The cyber-espionage push has led to componentry from Chinese manufacturer Huawei being all but banned from the next-generation 5G mobile telecommunications systems by members of the so-called Five Eyes global cyber-surveillance alliance: the United States, Canada, United Kingdom, Australia and New Zealand.
Coordinated actions by Five Eyes partners saw the arrest this month of a senior Huawei company officer by Canada for the US, followed by the potentially tit-for-tat arrest of three Canadian nationals in China.
"It seems to me that the new Cold War that seems to be developing is one that's being fought as much about technology as anything else," said Finny.
A former trade negotiator and diplomat, Mandarin-speaking Finny is a partner in Wellington lobbying firm Saunders Unsworth, which has represented Huawei in New Zealand. He is also chair of Education New Zealand, the government agency responsible for international education and marketing, with China the largest single catchment for foreign students studying in New Zealand.
"It has come to a head over the introduction of 5G technology equipment but I think it's going to be much broader than just telecommunications technology."
New Zealand appeared to have provisionally ruled Huawei out of the 5G rollout "for reasons of solidarity with Five Eyes rather than any obvious security flaw," said Finny, noting that Huawei componentry in the 3G and 4G systems had all been vetted and approved by the British version of the GCSB, the GCHQ.
"As of the middle of the year, I was absolutely certain that we were being seen as a better friend than the Aussies," said Finny. "It did seem as everything was OK. I'm not sure that things are now."
Compared to Australia, there had been numerous ministerial exchanges in both directions between Beijing and Wellington whereas Australia had had barely one such exchange in recent times. While it did not occur, there had been active discussion of Prime Minister Jacinda Ardern visiting President Xi Jinping in Beijing, which is now postponed.
Failure of that visit to materialise next year would be "a bad sign", said Finny, who said Chinese diplomatic practice was to retaliate rather than complain first.
"They just do it."
The latest developments followed a string of related developments in the wider New Zealand-China relationship, including criticising China's expansionism is in the South China Sea, acquiring new air force reconnaissance planes capable of carrying anti-submarine weaponry, and the so-called "Pacific reset" in foreign policy, which last weekend saw Foreign Minister Winston Peters deliver a strong plea in Washington DC for increased US presence in the region.

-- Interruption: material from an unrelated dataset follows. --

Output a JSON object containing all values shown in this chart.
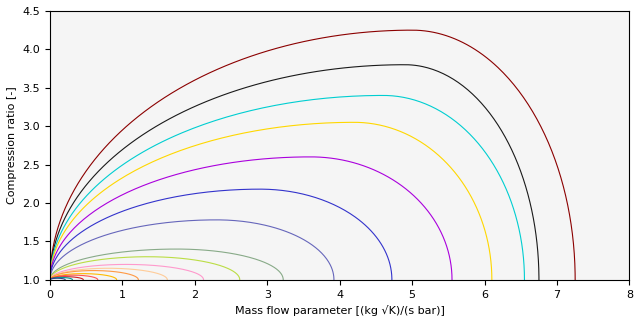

Ardern told journalists on Monday that she had not read and would not expect to have seen the speech, in which Peters "unashamedly" sought to "enlist greater US support in the region" in a region that was "becoming more contested and its security is ever more fragile".
However, Finny said he would have expected a foreign policy speech representing a significant shift in messaging would have been approved by the full Cabinet.
"It's clear that the New Zealand First bit of the government are much more suspicious about China," he said, referring to Peters, who has long taken a sceptical view of Chinese economic engagement, and his defence minister, Ron Mark. "And I'm not seeing serious pushback from Labour and actually not much from National."
Today's GCSB report said "a long-running campaign targeted intellectual property and commercial data of a number of global managed service providers, some operating in New Zealand" and labeled such cyber-campaigns "unacceptable".